While Jurgen Klopp stole most of the manager-leaving-at-end-of-season headlines, another of the biggest clubs in the world is losing their manager come May. That would be Barcelona, as Xavi announced he would be leaving his post when this season ends. The difference between the two is that one is leaving a club that is poised to be one of the world’s best for the next few years. The other is Barcelona.

It seemed too perfect when Xavi showed up to save Barca from their Ronald Koeman hell just a little over two years ago. One of the pistons of the engine that drove Barcelona to heights never seen before next to Andres Iniesta and Sergio Busquets in midfield, sliding into the manager’s seat to set Barca back on the path to delirious football force. And he delivered the La Liga title last season, his first full season as manager. Except . . . no one seems to care? La Liga has never been at a lower ebb, and when it comes to Barcelona, they don’t see the world in the cold, fact-based fashion that their blood rivals Madrid do, where results are all that matter. Barcelona won, but they didn’t win how Barcelona see themselves winning.

They were a tight defensive unit and a slapped-together team of players that Barcelona could get to come take what little money they were able to free up through all their levers. This wasn’t a team built for the long haul so much as one slapped together to erase the embarrassment of losing Lionel Messi thanks to their poverty and three seasons that only collected one Copa Del Rey, along with some pretty hilarious Champions League group stage exits.

That desperate clawing at the highest ledge has come home to roost this season, as Barca sit fourth in the league, 11 points behind Girona and 10 behind Madrid. Their attack is muted, thanks to it mostly centering around Robert Lewandowski, who got old in a hurry. Once again, the club scraped together whatever cash it could shake out of couch cushions, pants-pockets in the laundry hamper and pawn shops to bring in Joao Cancelo, Ilkay Gundogan and Joao Felix. Cancelo and Gundogan are fine players, and have done just about what they’ve been asked, but are not at an age where Barca can consider building around them long-term. Felix has been just about as mercurial as he was at Atletico Madrid, when the hope was being freed from their defensive shackles would open up a whole new player. Gavi and Pedri, the prized products of La Masia, have crumbled under the weight of playing so many matches after only just learning how to shave.
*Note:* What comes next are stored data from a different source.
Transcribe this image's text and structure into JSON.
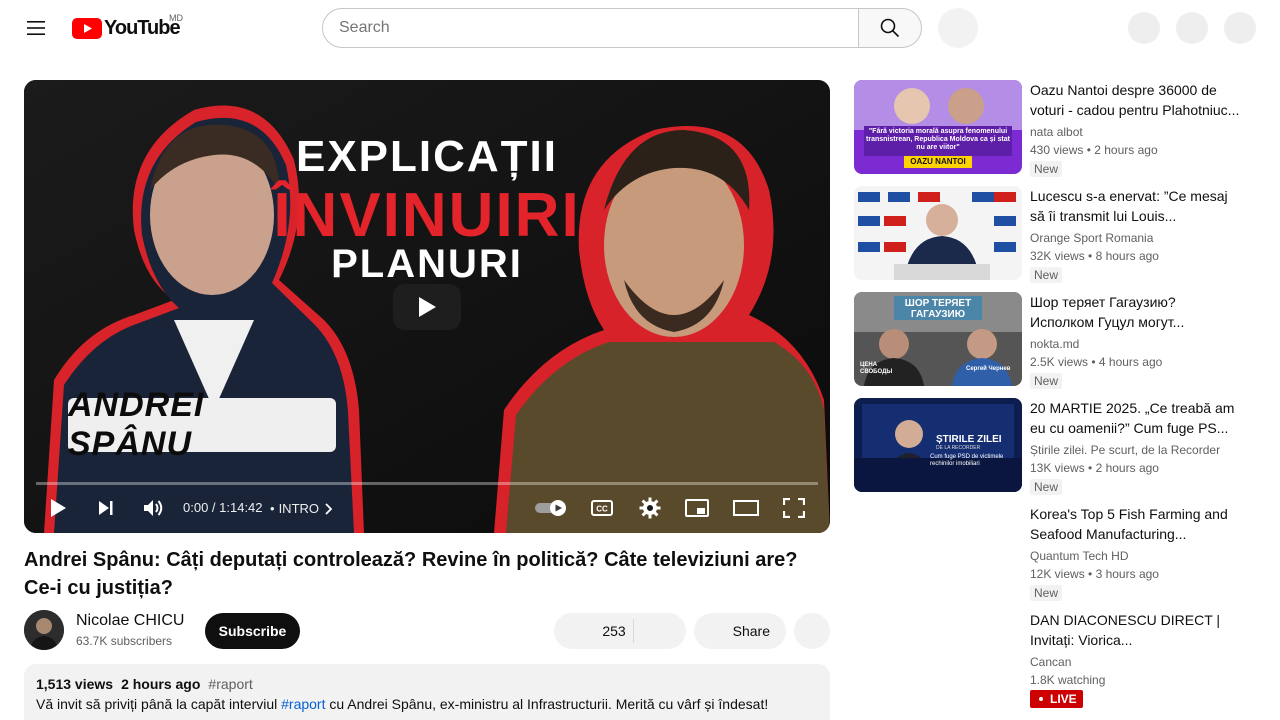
{
  "header": {
    "logo_text": "YouTube",
    "country_code": "MD",
    "search_placeholder": "Search"
  },
  "player": {
    "thumbnail": {
      "line1": "EXPLICAȚII",
      "line2": "ÎNVINUIRI",
      "line3": "PLANURI",
      "name_plate": "ANDREI SPÂNU"
    },
    "time_display": "0:00 / 1:14:42",
    "chapter_separator": "•",
    "chapter": "INTRO",
    "progress_fraction": 0.0
  },
  "video": {
    "title": "Andrei Spânu: Câți deputați controlează? Revine în politică? Câte televiziuni are? Ce-i cu justiția?",
    "channel": "Nicolae CHICU",
    "subscribers": "63.7K subscribers",
    "subscribe_label": "Subscribe",
    "likes": "253",
    "share_label": "Share"
  },
  "description": {
    "views": "1,513 views",
    "age": "2 hours ago",
    "hashtag": "#raport",
    "text_before": "Vă invit să priviți până la capăt interviul ",
    "text_link": "#raport",
    "text_after": " cu Andrei Spânu, ex-ministru al Infrastructurii.  Merită cu vârf și îndesat!"
  },
  "recommendations": [
    {
      "title": "Oazu Nantoi despre 36000 de voturi - cadou pentru Plahotniuc...",
      "channel": "nata albot",
      "views": "430 views",
      "age": "2 hours ago",
      "badge": "New",
      "thumb_text": "\"Fără victoria morală asupra fenomenului transnistrean, Republica Moldova ca și stat nu are viitor\"",
      "thumb_label": "OAZU NANTOI"
    },
    {
      "title": "Lucescu s-a enervat: ”Ce mesaj să îi transmit lui Louis...",
      "channel": "Orange Sport Romania",
      "views": "32K views",
      "age": "8 hours ago",
      "badge": "New"
    },
    {
      "title": "Шор теряет Гагаузию? Исполком Гуцул могут...",
      "channel": "nokta.md",
      "views": "2.5K views",
      "age": "4 hours ago",
      "badge": "New",
      "thumb_text": "ШОР ТЕРЯЕТ ГАГАУЗИЮ",
      "thumb_left": "ЦЕНА СВОБОДЫ",
      "thumb_right": "Сергей Чернев"
    },
    {
      "title": "20 MARTIE 2025. „Ce treabă am eu cu oamenii?” Cum fuge PS...",
      "channel": "Știrile zilei. Pe scurt, de la Recorder",
      "views": "13K views",
      "age": "2 hours ago",
      "badge": "New",
      "thumb_text": "ȘTIRILE ZILEI",
      "thumb_sub": "DE LA RECORDER",
      "thumb_caption": "Cum fuge PSD de victimele rechinilor imobiliari"
    },
    {
      "title": "Korea's Top 5 Fish Farming and Seafood Manufacturing...",
      "channel": "Quantum Tech HD",
      "views": "12K views",
      "age": "3 hours ago",
      "badge": "New"
    },
    {
      "title": "DAN DIACONESCU DIRECT | Invitați: Viorica...",
      "channel": "Cancan",
      "views": "1.8K watching",
      "badge": "LIVE"
    }
  ],
  "colors": {
    "brand_red": "#ff0000",
    "link_blue": "#065fd4",
    "live_red": "#cc0000"
  }
}
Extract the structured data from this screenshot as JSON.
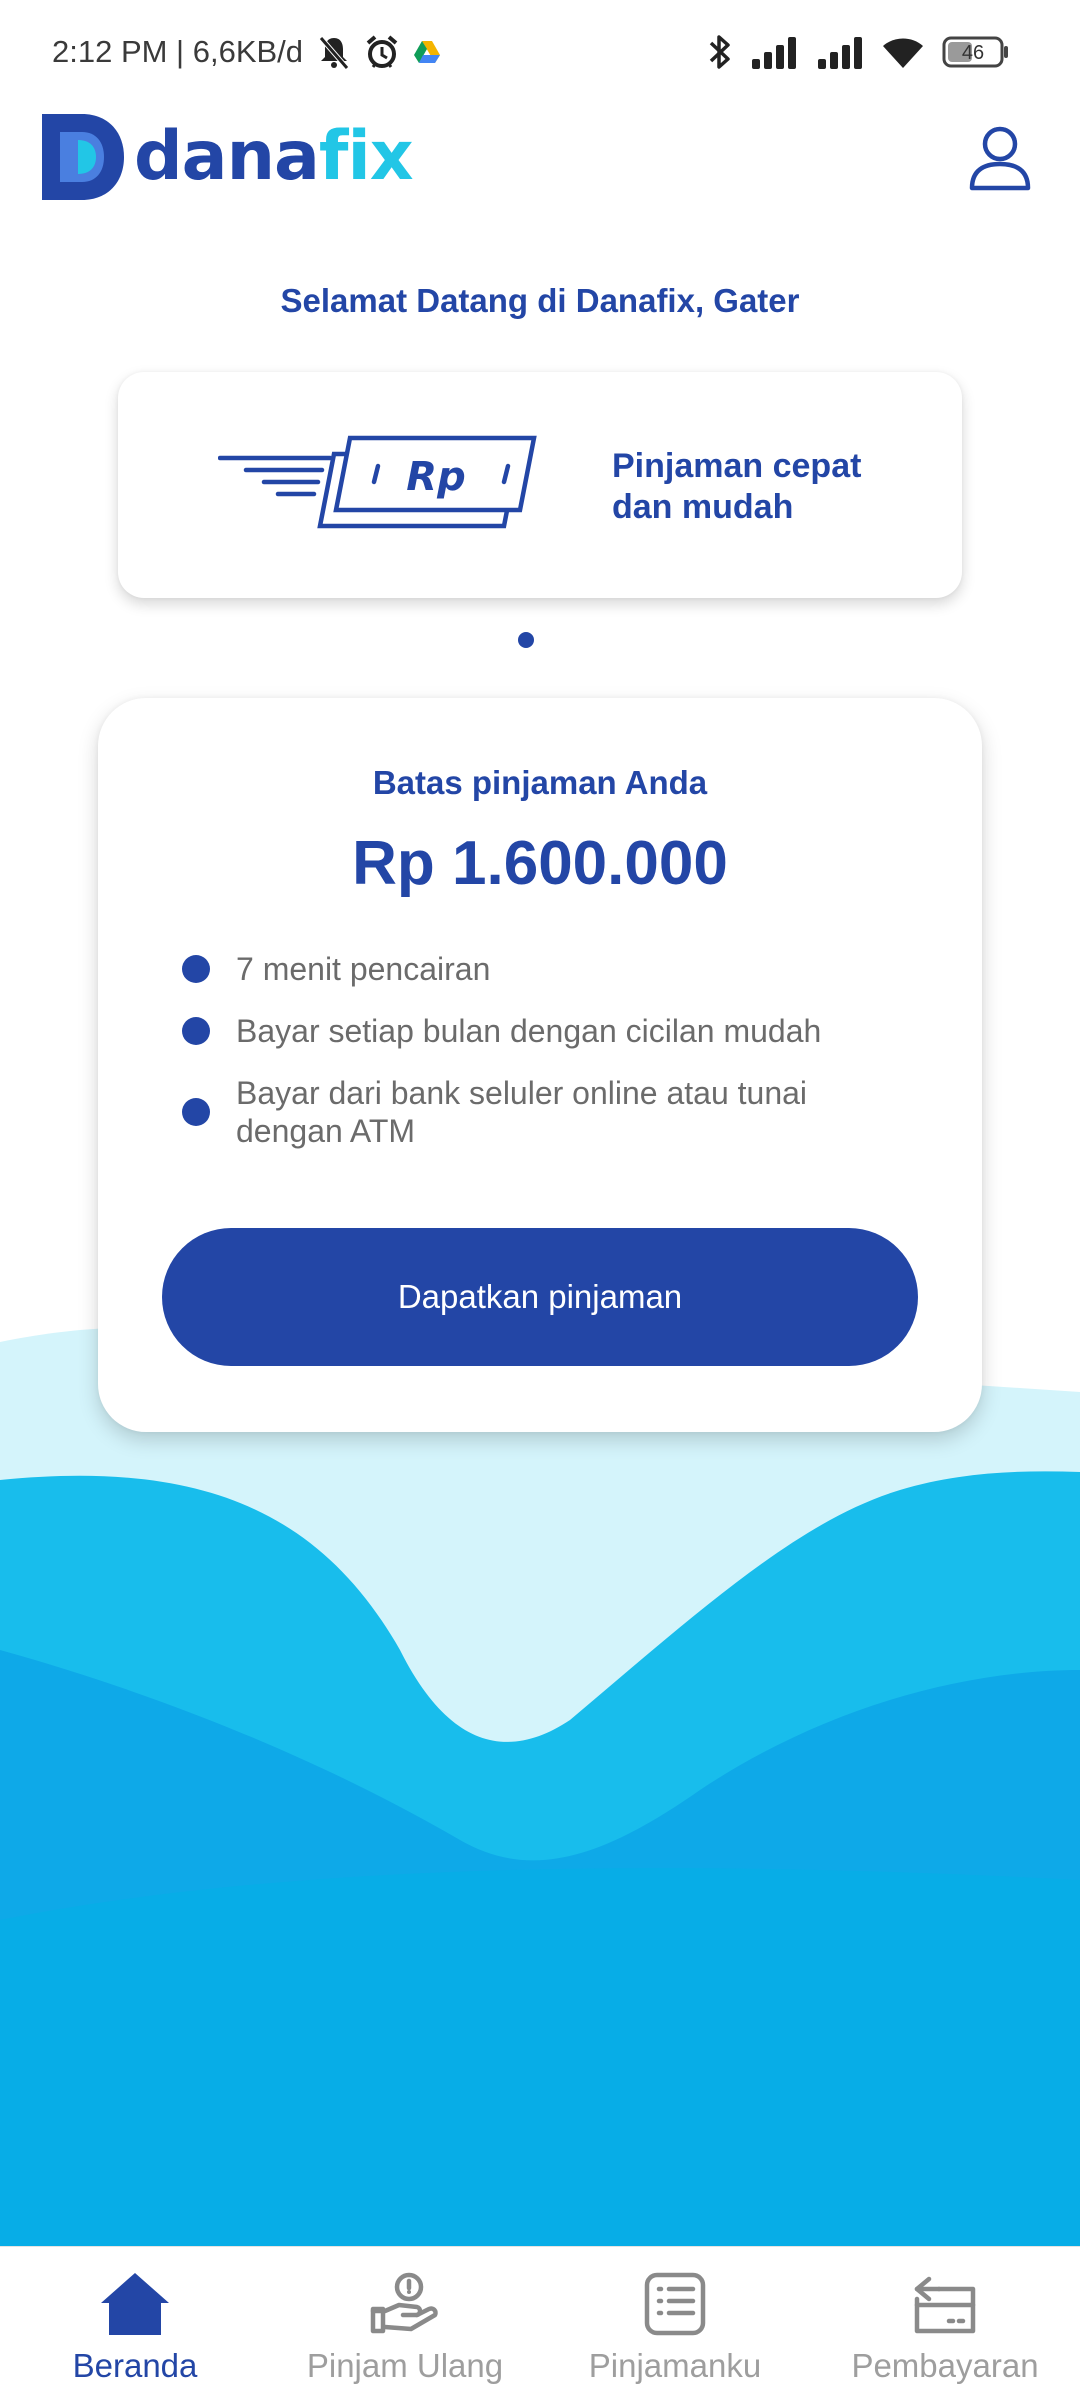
{
  "status_bar": {
    "time_and_speed": "2:12 PM | 6,6KB/d",
    "battery": "46"
  },
  "header": {
    "logo_part1": "dana",
    "logo_part2": "fix"
  },
  "welcome_text": "Selamat Datang di Danafix, Gater",
  "banner": {
    "illustration_text": "Rp",
    "text": "Pinjaman cepat dan mudah"
  },
  "loan_card": {
    "label": "Batas pinjaman Anda",
    "amount": "Rp 1.600.000",
    "features": [
      "7 menit pencairan",
      "Bayar setiap bulan dengan cicilan mudah",
      "Bayar dari bank seluler online atau tunai dengan ATM"
    ],
    "cta": "Dapatkan pinjaman"
  },
  "bottom_nav": {
    "items": [
      {
        "label": "Beranda",
        "icon": "home-icon",
        "active": true
      },
      {
        "label": "Pinjam Ulang",
        "icon": "hand-coin-icon",
        "active": false
      },
      {
        "label": "Pinjamanku",
        "icon": "list-icon",
        "active": false
      },
      {
        "label": "Pembayaran",
        "icon": "card-icon",
        "active": false
      }
    ]
  },
  "colors": {
    "primary": "#2346a6",
    "accent": "#22c6e6",
    "inactive": "#9e9e9e",
    "wave_light": "#d4f4fb",
    "wave_mid": "#18bdec",
    "wave_dark": "#0aa8e6"
  }
}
Alejandro Balde met the same fate as he will now likely be out for the rest of the season.

There is the foundation of the next great Barca team somewhere in there for the next manager, assuming the club is willing to be patient and let it bloom. Which it has shown it is nowhere near. If whatever manager they pick was allowed to bring Pedri, Gavi, Balde, Araujo, Felix and Lamine Yamal along slowly, accept a couple lower finishes than its used to, the club very well could dominate the European state again.

But the club also can’t afford to be out of the Champions League, literally. It is still hanging by a financial thread. Every other club knows the precarious position Barca is in, and thus will only offer 50 cents on the dollar for players they want to move along. Which means they stick around to get the wages they’d prefer, Barca don’t get the money they need and they end up selling off another 10-20 percent of the office furniture or whatever else they can.

The next manager is going to inherit a bloated squad, assembled at cross purposes for different interests, that has become inert. Which is exactly what Xavi inherited just two seasons ago. He got one tune out of it and that was enough for him. It’s unlikely the next guy will last too much longer, because who wants to stand in the middle of a figurative typhoon for an extended stay?

Stop the presses, there was a baseball trade

We had an actual baseball trade last night, as the Twins sent Jorge Polanco to Seattle for Anthony Desclafani, Justin Topa, and a couple eight-graders down the Mariners pipeline. The M’s are also sending some cash along to cover the contracts of the two pitchers.

Desclafani and Topa will boost the Twins pen and the former can swing into the rotation occasionally to support what is a pretty young Twins staff.

The M’s get a bat in the infield that they desperately need once Ty France deflated and Eugenio Suarez was moved along. Polanco doesn’t solve the Mariners’ problem of having guys who like to strikeout, but he does also walk a ton and will help their on-base percentage. After the pickups of Polanco, Mitch Haniger, Mitch Garver (are you allowed two MItches?), and Luke Raley, suddenly the M’s everyday lineup is on the old side. Julio Rodriguez will be their only regular starter in the field under 27. There’s a lot of boom-or-bust in this lineup, but they don’t need a huge boom with their five-strong rotation, as long as everyone stays healthy.

The Twins get to save some money, bolster their pen, but they still need some outfield insurance for whenever Byron Buxton breaks again.

But, hey, at least someone did something.